The developers of massively parallel e-beam write tools all reported progress, with MAPPER (which has delivered two 110-beam pre-alpha tools to strategic customers) probably furthest along towards manufacturing. However, Bert Kampherbeek, VP of Systems Engineering at MAPPER, was fully aware of the challenges remaining. The goal remains a 10 wph tool at a cost below 5 million Euros and a footprint of 1 m2, to allow clustering. Getting there means getting all 13,000 beams up, boosting the total beam current to 160 uA on the wafer, rather than today’s picoamps, and lots of system integration.
Mark McCord of KLA-Tencor revealed breakthroughs made in their DARPA-supported reflective e-beam lithography (REBL) tool which uses a reflective pattern generator chip rather than a transmissive MEMS blanker array. KLA-Tencor has replaced the massive “magnetic prism” which separated the source and patterned beams with an elegant Wien filter and placed a channel plate micro-lens array next to the pattern generator chip to deal with fringing fields. The net result was to shorten the e-beam column to ½ meter, which allows 2.75 uA to be delivered to the chip at <45nm resolution. The 50kV, 62.5X demagnification architecture images 8 pattern generator pixels on each wafer pixel, reducing the effects of errors and anomalies. The pattern generator chip has a 248×4096 pixel array on a 1.6 um pitch, each pixel controlled by 11 transistors. Six wafers are printed simultaneously using a million beams on a continuously rotating maglev stage, with the pattern generator image following the motion of the wafers. Printing with 32 grey-scale levels allows proximity correction as well as on-the-fly error correction.

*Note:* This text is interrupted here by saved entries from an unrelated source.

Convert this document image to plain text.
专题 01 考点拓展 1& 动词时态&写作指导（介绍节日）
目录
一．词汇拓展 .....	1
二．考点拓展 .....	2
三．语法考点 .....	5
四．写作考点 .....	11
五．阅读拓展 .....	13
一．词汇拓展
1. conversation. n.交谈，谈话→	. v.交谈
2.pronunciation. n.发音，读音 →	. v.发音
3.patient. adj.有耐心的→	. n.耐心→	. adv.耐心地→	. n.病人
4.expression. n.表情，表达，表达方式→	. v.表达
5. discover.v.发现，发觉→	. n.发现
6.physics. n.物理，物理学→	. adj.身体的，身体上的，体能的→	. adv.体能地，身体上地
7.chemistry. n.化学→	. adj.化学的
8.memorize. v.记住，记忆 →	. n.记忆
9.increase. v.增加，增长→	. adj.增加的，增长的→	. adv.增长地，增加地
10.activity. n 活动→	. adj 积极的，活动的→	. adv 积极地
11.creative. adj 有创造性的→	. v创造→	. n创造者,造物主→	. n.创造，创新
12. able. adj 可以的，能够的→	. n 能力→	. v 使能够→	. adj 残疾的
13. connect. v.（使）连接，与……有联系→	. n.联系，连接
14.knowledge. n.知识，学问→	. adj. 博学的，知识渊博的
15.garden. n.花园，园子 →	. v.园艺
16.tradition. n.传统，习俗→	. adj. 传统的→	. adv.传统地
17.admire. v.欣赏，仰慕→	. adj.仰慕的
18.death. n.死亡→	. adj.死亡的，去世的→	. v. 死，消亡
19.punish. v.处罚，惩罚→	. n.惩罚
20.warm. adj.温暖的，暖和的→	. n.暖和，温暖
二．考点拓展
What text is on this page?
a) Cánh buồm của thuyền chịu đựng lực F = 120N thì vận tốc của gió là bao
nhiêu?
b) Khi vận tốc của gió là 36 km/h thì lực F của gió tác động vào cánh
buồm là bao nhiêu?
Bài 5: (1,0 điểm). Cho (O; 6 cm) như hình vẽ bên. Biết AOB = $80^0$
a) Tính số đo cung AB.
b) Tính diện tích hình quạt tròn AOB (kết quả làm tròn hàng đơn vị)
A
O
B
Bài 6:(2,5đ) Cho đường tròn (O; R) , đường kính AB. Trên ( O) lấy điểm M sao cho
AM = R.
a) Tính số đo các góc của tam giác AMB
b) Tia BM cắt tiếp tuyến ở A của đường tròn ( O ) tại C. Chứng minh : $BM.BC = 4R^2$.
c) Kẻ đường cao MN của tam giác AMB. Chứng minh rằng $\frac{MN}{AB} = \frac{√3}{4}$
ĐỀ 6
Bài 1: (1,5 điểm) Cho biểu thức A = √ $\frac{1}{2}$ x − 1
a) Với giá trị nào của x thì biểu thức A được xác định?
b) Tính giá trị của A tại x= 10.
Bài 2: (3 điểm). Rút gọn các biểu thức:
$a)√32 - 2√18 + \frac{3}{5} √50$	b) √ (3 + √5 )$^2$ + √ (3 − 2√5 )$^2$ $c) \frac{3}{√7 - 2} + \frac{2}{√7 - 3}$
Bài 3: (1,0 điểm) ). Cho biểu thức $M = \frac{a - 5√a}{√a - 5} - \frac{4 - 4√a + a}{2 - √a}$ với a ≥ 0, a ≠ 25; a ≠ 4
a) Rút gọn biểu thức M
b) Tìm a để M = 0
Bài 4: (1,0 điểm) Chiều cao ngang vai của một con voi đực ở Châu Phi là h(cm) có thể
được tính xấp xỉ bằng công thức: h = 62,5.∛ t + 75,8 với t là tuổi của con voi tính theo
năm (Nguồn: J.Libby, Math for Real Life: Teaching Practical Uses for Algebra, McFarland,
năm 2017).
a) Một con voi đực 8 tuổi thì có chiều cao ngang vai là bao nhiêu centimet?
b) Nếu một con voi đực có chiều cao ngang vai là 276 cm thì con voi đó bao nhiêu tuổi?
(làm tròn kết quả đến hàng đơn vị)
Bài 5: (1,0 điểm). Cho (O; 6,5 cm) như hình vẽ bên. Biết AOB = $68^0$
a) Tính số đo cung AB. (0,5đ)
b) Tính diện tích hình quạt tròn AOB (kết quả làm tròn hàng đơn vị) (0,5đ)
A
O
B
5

The pixel pitch of 26nm has been resolved, suggesting that the DARPA goal of 45nm resolution is within reach. However, the industry needs 16nm and >10 wph. Because of Coulomb’s law, tightening resolution in e-beam lithography implies reducing beam current and throughput. Still, adding more pixels or columns could take the innovative REBL architecture far enough.
Other vendors described less radical options. Matthias Slodowski of Vistec promoted their multi-shaped beam (MSB) system. This scheme leverages the standard variable shaped beam (VSB) architecture where a flood electron beam is steered through two rectangular apertures which shape it to produce various rectangular geometries in the exposure. Vistec’s evolutionary proposal is to replace each pair of apertures with an 8×8 array, with 64 beamlets steered and shaped independently. A proof of lithography tool has worked with 16 beamlets to pattern 45nm node contact arrays. That could be enough for mask making. Akio Yamada of Advantest described their cell-projection direct write system, which is already being used in the short-turn around wafer shuttle program. With proper design for e-beam (see previous eBeam Intiative article), such systems could form a bridge to whatever comes after 32nm.
An audience member from a major semiconductor manufacturer lamented the dis-integrated and under-funded nature of the maskless lithography effort. His company wanted to use maskless lithography, but needs several complete manufacturing systems, not a bunch of disconnected projects on beam-shaping, data path, verification, etc. Established semiconductor equipment manufacturers need to take over the field and deliver qualified systems to customers, in his opinion. Big companies need two reliable sources of such critical equipment, but he did not yet see two capable companies stepping up. Without semiconductor equipment industry buy-in, the best outcome would be some orphan prototype tools, which might be tried at a few major mask companies or R&D consortia. That would not lead to a solution to the coming crisis for innovative companies and short production run chips. – M.D.L.